Sun twins ©Zakharchuk/Shutterstock
Although it is yet to be found (and probably never will be), Nemesis is the name that’s been allocated to the twin of the Milky Way’s Sun. Due to the ever-expanding nature of the universe, however, if it did in fact exist, the Sun’s twin would have drifted away from its counterpart long before the dinosaurs roamed the Earth.

21. Cosmic Microwave Background

Year Found: 1965
Who Found It: Researchers at Bell Telephone Laboratories
Location: Everywhere
From the moment after the “big bang” happened, the universe has been in a constant state of expansion. In those 13.8 billion years of growth, everything that has existed has left a trail that can be seen using an extremely powerful radio telescope. Those remnants of a time long ago are referred to as the cosmic microwave background and are used for dating various events.

Cosmic microwave background ©NASA/Goddard/WMAP Science Team/Wikimedia Commons
Using the European Space Agency’s Planck satellite in 2013, scientists used the findings of Nobel Prize in Physics winners Arno Penzias and Robert Wilson to learn more than ever before about the world’s origin story when they found electromagnetic radiation remnants that went as far back as 400,000 years from the moment that started it all.

22. Small Stars

Year Found: 2017
Who Found It: Scientists at the University of Cambridge
Location: EBLM J0555-57 Triple Star System
There are more stars in the sky than there are grains of sand on Earth. Some of the stars are responsible for the orbital structure of entire planetary systems, while others are barely large enough to function as a star should. One of these borderline functional stars is a red dwarf star located in the EBLM J0555-57 triple star system that goes by the name of EBLM J0555-57Ab.

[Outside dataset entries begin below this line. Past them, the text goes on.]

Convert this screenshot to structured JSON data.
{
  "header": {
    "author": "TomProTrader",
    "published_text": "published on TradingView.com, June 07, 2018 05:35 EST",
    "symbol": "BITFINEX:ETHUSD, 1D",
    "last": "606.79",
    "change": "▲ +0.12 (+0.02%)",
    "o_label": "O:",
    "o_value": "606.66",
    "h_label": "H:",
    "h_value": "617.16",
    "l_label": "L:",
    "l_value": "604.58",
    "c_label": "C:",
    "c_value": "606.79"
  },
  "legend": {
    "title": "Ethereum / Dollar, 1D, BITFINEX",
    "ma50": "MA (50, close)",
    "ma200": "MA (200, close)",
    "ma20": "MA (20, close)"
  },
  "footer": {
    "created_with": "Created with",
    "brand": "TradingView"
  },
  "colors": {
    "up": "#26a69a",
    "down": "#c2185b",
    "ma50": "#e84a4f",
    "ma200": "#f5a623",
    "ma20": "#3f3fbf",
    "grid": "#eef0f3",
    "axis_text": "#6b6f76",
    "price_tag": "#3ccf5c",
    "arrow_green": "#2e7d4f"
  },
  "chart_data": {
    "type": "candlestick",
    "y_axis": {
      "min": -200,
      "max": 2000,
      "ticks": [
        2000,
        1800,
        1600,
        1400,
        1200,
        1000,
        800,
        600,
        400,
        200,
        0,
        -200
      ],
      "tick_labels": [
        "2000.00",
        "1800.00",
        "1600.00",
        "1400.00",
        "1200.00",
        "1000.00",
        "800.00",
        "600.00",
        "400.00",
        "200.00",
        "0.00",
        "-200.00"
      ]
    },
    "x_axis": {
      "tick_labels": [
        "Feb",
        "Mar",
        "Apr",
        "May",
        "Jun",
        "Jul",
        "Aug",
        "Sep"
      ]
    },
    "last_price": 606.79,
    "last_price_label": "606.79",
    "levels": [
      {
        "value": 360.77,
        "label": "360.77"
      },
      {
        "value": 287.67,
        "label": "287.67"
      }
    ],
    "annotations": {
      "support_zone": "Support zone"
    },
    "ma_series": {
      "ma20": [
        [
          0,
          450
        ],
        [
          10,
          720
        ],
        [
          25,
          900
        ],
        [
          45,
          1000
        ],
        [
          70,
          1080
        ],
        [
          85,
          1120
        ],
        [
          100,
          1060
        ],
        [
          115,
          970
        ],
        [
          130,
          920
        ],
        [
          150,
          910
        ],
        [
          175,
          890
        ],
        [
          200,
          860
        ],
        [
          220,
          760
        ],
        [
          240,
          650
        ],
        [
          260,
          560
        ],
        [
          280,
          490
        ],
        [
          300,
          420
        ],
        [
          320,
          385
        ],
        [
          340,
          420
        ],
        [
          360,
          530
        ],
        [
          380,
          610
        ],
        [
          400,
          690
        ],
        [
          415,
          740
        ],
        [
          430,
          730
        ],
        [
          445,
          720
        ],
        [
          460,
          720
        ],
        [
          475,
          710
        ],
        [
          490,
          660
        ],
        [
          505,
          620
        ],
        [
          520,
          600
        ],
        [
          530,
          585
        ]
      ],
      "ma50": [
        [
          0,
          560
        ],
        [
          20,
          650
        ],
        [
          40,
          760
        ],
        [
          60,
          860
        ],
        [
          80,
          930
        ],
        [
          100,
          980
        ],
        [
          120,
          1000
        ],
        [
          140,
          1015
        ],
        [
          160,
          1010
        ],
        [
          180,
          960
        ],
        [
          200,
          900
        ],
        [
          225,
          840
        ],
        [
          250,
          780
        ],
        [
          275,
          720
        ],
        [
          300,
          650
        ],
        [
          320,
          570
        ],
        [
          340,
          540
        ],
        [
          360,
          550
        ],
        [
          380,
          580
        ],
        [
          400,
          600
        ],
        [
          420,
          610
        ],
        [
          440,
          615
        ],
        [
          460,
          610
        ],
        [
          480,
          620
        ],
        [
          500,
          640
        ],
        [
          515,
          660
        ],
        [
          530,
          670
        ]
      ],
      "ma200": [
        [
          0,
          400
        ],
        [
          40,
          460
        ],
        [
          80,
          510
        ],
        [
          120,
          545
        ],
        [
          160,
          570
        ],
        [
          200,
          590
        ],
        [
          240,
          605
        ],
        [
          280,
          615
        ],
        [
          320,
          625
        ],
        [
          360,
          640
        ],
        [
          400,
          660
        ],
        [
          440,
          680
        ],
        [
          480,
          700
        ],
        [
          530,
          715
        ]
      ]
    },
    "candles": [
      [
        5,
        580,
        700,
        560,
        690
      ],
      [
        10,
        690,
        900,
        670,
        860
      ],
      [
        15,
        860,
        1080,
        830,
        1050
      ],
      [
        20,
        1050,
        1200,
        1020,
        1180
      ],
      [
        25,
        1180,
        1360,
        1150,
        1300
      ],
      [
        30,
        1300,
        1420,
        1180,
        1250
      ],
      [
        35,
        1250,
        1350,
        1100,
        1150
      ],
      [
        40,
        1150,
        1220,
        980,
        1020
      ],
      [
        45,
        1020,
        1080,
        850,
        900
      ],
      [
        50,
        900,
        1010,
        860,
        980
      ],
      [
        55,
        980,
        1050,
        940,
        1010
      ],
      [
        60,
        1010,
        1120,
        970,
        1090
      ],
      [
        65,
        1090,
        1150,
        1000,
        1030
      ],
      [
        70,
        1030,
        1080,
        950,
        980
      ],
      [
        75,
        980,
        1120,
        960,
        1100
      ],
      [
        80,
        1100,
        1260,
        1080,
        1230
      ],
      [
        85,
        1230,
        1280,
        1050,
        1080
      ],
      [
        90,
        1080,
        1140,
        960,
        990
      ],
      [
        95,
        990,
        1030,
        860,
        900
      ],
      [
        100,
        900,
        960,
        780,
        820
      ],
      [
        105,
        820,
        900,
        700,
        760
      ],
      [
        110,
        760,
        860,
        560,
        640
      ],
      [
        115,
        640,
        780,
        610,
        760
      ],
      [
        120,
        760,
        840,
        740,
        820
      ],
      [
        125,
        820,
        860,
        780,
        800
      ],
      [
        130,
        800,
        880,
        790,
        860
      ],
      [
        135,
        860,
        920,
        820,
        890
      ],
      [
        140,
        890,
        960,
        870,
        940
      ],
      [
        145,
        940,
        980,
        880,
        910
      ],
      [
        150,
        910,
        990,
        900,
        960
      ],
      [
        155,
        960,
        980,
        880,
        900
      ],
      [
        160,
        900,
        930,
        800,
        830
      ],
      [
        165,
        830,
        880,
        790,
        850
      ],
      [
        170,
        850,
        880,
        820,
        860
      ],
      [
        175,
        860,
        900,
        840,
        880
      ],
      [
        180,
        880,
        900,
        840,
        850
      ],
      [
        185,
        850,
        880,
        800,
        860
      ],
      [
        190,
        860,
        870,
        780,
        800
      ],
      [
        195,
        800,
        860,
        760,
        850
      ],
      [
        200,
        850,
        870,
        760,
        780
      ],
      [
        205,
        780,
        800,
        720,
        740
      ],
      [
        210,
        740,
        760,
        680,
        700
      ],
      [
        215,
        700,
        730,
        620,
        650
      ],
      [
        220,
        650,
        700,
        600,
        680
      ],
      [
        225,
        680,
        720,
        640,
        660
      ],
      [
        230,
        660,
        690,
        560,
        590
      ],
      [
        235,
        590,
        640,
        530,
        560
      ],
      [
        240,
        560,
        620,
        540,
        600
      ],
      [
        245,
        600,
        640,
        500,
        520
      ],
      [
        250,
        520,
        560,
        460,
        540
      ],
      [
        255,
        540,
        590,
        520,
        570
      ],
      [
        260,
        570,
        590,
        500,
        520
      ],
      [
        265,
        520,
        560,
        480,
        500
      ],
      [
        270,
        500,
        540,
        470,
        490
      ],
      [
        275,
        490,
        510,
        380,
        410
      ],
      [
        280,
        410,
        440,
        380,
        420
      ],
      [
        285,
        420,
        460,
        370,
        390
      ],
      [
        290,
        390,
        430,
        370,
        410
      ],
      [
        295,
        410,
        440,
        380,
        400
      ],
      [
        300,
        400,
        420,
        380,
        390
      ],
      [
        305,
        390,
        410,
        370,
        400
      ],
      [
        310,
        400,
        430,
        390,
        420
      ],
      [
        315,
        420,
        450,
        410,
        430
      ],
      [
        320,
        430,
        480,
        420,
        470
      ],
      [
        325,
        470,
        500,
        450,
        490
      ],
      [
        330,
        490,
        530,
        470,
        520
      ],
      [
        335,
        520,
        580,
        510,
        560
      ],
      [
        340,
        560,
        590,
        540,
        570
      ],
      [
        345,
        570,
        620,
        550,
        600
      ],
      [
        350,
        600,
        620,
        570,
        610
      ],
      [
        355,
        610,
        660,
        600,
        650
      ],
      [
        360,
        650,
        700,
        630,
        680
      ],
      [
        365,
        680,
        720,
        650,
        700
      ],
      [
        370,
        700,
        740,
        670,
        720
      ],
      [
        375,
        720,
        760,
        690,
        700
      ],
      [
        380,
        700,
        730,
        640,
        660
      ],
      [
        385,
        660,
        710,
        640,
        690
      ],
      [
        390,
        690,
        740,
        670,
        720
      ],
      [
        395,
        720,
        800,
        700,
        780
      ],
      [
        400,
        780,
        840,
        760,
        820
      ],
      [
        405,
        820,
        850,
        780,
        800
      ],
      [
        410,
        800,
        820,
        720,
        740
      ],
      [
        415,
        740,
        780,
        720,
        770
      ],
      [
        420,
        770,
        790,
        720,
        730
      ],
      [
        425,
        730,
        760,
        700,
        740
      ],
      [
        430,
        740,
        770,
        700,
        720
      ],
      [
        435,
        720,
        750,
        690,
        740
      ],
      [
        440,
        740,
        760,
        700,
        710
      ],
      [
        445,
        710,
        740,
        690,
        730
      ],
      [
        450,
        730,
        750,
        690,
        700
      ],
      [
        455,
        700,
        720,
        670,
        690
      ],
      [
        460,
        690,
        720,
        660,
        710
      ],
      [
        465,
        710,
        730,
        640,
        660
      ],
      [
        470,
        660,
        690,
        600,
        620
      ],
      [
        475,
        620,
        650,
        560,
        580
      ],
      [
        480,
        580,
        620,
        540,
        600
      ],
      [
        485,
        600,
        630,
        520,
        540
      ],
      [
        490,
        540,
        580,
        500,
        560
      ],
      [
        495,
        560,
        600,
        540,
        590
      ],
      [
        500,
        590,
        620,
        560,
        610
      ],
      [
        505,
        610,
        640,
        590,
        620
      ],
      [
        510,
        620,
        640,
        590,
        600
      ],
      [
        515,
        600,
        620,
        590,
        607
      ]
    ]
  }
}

Small stars ©Zenobillis/Shutterstock
In 2017, EBLM J0555-57Ab was discovered by a team of scientists from the University of Cambridge and, believe it or not, at 250 times the size of Saturn, it’s the smallest star ever to be discovered.

23. Ice Deposits on Mars

Year Found: 2016
Who Found It: Cassie Stuurman
Location: Mars
Without a renewable source of drinkable water, humankind’s goal of colonizing another world will not be possible. That’s why Cassie Stuurman’s 2016 discovery of a layer of ice the size of New Mexico was so important. Sure, the ice might be stuck under more than 30 feet of soil, and be terribly difficult to access, but it will make a great starting point for future “Red Planet” expeditions.

Haumea’s Rings ©Diego Barucco/Shutterstock
When melted down, whatever ice that is found on Mars probably won’t be of the same quality H2O that Primo Water Corporation customers are used to, but when it comes down to it, any water on Mars is better than no water — as long as it’s safe to drink, of course.